SIAM News Blog
Research

Deep Learning-Augmented Data Assimilation for Next-Generation Predictive Models

Direct observations of real-world systems (e.g., from sensors or satellites) are often noisy and sparse, and the dynamical models that represent these systems are often imperfect (e.g., due to missing physics). Data assimilation (DA) provides a framework that combines these observations and model predictions to produce better estimates of the system. It is thus an essential component of predictive modeling across engineering and the physical sciences, from weather forecasting to cardiovascular simulation [1, 5]. However, DA for high-dimensional, nonlinear systems is challenging; for instance, the widely-used ensemble Kalman filter (EnKF) requires many forward integrations of a computationally expensive dynamical model to produce an ensemble of background forecasts for estimating covariance matrices [4]. Here we leverage the power of deep learning-based, data-driven surrogates that efficiently and accurately produce covariance matrices to enhance ensemble-based DA methods—such as EnKF—for the next generation of predictive models. 

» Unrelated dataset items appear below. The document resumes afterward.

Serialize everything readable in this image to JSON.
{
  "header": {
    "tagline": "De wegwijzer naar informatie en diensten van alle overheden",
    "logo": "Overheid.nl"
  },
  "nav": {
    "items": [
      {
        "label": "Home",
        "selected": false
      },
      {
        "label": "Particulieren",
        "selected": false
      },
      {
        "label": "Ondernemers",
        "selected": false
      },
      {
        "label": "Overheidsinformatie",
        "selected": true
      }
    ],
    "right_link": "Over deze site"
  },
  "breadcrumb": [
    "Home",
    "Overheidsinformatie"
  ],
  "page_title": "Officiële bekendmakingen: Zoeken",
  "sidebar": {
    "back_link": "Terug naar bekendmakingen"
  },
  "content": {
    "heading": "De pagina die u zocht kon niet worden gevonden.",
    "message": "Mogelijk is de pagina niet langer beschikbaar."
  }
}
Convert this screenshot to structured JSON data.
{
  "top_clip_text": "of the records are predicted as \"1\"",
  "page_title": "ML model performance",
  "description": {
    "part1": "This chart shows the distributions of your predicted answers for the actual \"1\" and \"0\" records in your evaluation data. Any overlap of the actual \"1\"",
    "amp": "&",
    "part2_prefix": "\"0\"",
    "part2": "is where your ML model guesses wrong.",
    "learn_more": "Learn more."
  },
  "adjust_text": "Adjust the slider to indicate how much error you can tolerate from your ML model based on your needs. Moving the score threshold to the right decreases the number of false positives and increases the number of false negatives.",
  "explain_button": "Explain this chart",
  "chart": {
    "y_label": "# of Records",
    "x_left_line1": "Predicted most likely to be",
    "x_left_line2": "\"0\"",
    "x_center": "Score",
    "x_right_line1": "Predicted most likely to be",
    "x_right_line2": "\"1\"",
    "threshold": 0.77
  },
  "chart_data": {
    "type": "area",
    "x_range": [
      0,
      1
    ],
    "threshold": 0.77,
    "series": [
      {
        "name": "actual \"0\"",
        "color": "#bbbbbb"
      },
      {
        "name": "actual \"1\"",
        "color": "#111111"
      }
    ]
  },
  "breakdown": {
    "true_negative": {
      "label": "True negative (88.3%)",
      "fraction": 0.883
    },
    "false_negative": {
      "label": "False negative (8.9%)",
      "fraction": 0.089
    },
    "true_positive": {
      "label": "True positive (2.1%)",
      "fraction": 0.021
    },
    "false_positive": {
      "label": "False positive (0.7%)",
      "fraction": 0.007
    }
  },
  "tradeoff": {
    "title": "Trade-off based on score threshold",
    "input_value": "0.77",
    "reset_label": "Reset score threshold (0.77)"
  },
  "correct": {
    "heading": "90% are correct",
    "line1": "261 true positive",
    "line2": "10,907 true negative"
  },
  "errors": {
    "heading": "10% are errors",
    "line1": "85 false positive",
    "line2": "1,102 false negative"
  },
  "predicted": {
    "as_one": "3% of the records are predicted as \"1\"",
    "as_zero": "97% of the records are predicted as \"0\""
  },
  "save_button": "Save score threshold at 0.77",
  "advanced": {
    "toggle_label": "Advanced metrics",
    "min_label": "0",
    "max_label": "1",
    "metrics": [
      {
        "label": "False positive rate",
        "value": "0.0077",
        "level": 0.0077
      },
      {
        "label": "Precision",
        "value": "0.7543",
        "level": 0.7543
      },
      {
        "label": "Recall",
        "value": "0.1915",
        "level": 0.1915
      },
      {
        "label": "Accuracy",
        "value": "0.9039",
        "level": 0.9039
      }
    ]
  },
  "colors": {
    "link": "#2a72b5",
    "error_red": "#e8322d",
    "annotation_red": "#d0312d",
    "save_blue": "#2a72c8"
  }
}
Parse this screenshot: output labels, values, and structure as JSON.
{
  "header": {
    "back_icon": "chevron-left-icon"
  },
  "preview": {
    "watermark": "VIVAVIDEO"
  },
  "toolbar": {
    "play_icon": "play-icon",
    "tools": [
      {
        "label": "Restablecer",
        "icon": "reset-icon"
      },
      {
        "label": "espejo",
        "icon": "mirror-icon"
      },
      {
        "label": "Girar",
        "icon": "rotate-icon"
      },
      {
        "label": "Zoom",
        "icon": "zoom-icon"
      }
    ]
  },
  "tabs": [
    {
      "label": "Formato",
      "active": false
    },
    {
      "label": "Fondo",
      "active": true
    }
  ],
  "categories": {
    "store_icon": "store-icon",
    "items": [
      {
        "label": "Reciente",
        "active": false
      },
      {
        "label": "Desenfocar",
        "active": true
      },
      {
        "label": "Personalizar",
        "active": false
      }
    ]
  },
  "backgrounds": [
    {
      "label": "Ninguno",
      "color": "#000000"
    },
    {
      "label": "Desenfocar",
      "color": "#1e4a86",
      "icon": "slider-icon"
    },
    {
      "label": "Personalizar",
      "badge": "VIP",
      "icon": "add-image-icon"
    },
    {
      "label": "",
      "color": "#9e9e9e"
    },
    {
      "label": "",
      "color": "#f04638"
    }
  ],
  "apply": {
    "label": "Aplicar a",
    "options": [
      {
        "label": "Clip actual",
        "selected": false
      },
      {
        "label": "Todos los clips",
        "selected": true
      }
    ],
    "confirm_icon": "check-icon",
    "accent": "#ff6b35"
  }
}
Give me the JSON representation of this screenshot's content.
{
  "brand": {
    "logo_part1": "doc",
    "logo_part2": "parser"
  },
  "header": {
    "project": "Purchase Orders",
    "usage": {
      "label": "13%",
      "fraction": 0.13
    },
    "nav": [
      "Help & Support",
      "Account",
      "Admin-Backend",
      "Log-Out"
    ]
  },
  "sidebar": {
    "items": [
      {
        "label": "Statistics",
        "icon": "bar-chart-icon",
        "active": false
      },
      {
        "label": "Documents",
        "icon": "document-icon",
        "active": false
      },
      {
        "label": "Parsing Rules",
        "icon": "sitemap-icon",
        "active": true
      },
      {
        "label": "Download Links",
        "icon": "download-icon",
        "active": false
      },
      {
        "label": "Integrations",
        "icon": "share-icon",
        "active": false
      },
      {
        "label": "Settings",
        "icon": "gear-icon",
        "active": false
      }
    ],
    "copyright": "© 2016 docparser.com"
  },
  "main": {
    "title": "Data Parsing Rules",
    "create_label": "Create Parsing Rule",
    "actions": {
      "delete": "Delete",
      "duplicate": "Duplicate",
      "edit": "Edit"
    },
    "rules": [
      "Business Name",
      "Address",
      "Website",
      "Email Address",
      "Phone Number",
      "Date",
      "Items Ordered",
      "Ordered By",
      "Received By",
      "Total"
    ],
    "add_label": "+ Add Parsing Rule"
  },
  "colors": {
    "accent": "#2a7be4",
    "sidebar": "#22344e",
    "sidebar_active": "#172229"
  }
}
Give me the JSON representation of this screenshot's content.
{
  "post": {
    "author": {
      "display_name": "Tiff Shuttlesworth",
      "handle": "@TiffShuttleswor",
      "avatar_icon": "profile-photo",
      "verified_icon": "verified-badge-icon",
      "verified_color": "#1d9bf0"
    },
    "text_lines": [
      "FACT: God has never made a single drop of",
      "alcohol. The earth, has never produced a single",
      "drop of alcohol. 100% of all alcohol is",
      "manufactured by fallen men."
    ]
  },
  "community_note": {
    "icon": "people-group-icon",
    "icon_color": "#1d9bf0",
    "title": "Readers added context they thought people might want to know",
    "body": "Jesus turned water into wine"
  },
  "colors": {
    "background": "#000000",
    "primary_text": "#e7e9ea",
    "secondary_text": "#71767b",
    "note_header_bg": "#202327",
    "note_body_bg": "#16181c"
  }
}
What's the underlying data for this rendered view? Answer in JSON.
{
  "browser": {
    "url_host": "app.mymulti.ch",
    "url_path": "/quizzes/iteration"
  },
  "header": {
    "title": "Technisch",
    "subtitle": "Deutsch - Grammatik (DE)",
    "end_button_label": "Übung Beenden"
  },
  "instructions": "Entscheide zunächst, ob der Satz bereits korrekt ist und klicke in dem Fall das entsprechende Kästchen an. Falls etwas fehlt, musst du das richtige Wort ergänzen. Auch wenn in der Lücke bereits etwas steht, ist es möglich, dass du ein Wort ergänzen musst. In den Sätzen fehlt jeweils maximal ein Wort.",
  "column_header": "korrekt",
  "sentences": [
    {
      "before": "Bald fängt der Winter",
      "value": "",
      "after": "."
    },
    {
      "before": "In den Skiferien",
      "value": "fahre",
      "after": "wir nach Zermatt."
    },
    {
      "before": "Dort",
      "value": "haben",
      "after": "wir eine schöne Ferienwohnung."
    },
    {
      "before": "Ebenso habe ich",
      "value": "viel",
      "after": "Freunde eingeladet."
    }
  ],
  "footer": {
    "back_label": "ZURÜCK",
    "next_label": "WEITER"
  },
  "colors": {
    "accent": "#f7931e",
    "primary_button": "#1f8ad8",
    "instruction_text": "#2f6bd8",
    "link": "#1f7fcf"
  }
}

Challenges of DA in High-Dimensional Systems 

A popular choice for DA in high-dimensional, nonlinear systems is ensemble-based methods like EnKF [4]. Unlike variational DA algorithms, ensemble-based methods do not require the dynamical model’s adjoint. And since the EnKF estimates the background covariance matrix from an ensemble of forward integrations, the covariance can evolve in time with the system.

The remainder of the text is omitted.